Di antara sekian banyak pilihan tanaman keras di atas, hanya satu hal yang paling penting diperhitungkan. Selain masalah kemudahan budi daya, masalah harga, ijin dari birokrasi, dan lain-lain tetek bengek, maka menurut hemat saya, yang terpenting adalah : kemana menjual hasil tanaman itu. Atau, siapa yang mau membelinya?
Lima enam tahun yang lalu adalah masa kejayaan tanaman jati, jabon, sengon, mahoni, gaharu, cendana, anthurium, anggrek dan tanaman lainnya. Kini masa keemasan itu sudah berakhir. Sebagian besar dengan noda kekecewaan. Mengapa? Karena ternyata,pemasaran produk akhir tanaman itu tak seindah janji dan promosi yang dulu gencar dilakukan.
Janji dan perhitungan muluk-muluk dari pemerintah, dan terlebih lagi dari para penjual bibit tanaman itu, berbuah kepahitan. Petani tersadar saat jarang sekali ada orang yang mau membeli tanaman yang sudah terlanjur dibudidayakan mereka. Kalau pun ada, harga yang ditawarkan jauh di bawah nilai yang dulu digembar-gemborkan. Banyak pihak petani yang mengaku merugi, dan gigit jari. Impian indah berubah menjadi kecewa dan air mata. Sementara pihak yang dulu gemar mempromosikan tanaman ini dan itu, kini menghilang tanpa jejak.
Lalu, apa lagi?
Lalu saya sarankan untuk kembali ke dasar. Menanam tanaman yang hasilnya sejak zaman bahuela banyak dikonsumsi orang dan mudah memasarkannya. Serta yang nilai ekonominya cukup bagus.
Tanaman apa itu?
Aren yang ditumpangsarikan dengan singkong gajah.
Siapa yang tak tahu gula aren atau gula merah? Siapa pula yang tak mengenal keripik singkong, tepung ubi, gaplek tiwul getuk lindri, atau sekarang tepung singkong baru yang bervarian menjadi mocaf?
Gula merah dan ubi segar, tak perlu menunggu eksportir dari negeri antah berantah sebagai pembelinya, anda jual kepada tetangga saja pun, dijamin laku. Bawa ke pasar terdekat, kerumunan pembeli dan agen akan segera menghampiri.

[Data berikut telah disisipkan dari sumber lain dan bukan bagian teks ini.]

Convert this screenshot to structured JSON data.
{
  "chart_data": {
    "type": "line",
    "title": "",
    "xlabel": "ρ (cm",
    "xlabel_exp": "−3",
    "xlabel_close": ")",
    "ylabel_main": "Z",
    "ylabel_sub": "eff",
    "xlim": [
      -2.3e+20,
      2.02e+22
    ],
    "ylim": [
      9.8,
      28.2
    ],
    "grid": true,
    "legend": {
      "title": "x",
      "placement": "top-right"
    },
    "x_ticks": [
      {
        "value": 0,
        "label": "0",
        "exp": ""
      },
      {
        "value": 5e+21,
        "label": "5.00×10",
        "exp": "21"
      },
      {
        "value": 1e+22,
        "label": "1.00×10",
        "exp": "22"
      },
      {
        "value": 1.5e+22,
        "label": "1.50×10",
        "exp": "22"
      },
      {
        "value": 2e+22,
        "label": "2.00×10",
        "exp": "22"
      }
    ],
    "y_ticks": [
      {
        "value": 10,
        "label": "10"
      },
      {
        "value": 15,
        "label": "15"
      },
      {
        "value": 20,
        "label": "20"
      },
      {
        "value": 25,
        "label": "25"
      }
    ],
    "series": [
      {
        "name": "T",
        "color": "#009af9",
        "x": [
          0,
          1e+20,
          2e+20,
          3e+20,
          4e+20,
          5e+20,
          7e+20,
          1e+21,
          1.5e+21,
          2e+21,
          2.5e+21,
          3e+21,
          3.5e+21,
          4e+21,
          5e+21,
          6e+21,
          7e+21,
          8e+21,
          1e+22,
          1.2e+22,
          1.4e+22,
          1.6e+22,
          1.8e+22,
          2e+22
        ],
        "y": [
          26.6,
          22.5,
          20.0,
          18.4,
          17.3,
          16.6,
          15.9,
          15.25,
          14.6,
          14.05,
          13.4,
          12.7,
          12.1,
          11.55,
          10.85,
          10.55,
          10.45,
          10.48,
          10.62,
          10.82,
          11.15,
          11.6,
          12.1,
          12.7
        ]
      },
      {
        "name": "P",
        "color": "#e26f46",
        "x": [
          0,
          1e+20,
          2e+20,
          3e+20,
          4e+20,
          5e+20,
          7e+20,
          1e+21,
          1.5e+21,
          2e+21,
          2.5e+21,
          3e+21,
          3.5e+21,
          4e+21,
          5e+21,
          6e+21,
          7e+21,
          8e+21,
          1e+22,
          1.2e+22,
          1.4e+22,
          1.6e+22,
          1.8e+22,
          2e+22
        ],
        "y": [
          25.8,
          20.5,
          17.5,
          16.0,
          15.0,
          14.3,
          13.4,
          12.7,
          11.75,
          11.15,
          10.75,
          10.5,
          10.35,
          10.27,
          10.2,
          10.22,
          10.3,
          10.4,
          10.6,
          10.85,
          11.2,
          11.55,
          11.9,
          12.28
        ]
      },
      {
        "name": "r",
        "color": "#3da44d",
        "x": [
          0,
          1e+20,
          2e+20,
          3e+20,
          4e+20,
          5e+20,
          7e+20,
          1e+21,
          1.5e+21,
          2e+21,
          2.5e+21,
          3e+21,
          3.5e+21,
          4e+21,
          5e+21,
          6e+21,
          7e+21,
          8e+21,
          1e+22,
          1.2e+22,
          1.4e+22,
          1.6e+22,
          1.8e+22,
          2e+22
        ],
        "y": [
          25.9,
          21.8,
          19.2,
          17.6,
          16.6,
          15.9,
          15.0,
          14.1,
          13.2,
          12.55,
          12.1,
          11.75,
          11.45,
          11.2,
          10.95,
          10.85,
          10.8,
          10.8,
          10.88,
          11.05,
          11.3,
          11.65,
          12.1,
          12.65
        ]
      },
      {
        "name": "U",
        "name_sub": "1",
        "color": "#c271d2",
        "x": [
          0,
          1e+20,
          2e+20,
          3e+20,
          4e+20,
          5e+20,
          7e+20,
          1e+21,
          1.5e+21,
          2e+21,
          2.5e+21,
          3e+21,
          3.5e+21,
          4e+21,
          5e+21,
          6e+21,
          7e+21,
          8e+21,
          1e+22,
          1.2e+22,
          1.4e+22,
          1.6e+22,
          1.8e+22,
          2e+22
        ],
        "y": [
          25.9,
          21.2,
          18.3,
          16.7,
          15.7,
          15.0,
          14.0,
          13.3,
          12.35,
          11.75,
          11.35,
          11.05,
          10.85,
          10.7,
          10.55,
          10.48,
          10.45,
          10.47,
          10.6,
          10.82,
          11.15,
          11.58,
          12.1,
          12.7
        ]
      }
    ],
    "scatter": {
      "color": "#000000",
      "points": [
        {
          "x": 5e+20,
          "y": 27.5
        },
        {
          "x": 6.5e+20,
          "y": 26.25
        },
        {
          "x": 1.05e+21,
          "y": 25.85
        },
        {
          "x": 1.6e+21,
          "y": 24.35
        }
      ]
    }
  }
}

Soal nilai ekonomi, jangan ditanya. Sudah jelas sangat menguntungkan. Satu hektar tanaman singkong gajah yang dirawat dengan baik, minimal akan menghasilkan 100 ton ubi segar, seharga 65 juta rupiah (harga pabrik). Dikurangi modal awal dan upah panen total sebesar 15 juta rupiah, petani masih kebagian 50 juta rupiah per 10 bulan. Itu artinya penghasilan petani sama dengan 5 juta perbulan. Padahal menanam singkong gajah dalam satu periode hanya membutuhkan maksimal 60 hari kerja. Delapan bulan yang lain, petani silahkan mencari kegiatan lainnya.
Pada tahun ke tujuh, saat aren sudah mulai menghasilkan, maka tentu pendapatan petani menjadi berlipat-lipat. 100 pohon aren yang mulai disadap, dari 200 pohon perhektar yang ditanam, juga memberikan pekerjaan kepada paling tidak 7 orang pengangguran lainnya. Karena kemampuan penyadap aren hanya mampu menyadap sekitar 15 pohon saja, setiap hari, pagi dan sore. Percaya atau tidak, seorang petani aren tak akan kesulitan menggaji para penyadap arennya dengan gaji bulanan rp.3 juta perorang perbulan. Dan petani itu sendiri akan mendapatkan uang sebesar 7 x 3juta = 21 juta perbulan.
Bagaimana perhitungannya?
Sudah kami tulis dalam artikel sebelumnya, silahkan dirunut.
Atau, anda hanya punya tanah bergambut dengan keasaman lumayan tinggi? Ya sudah, tanami dengan kelapa sawit saja. Toh, sudah banyak yang berhasil.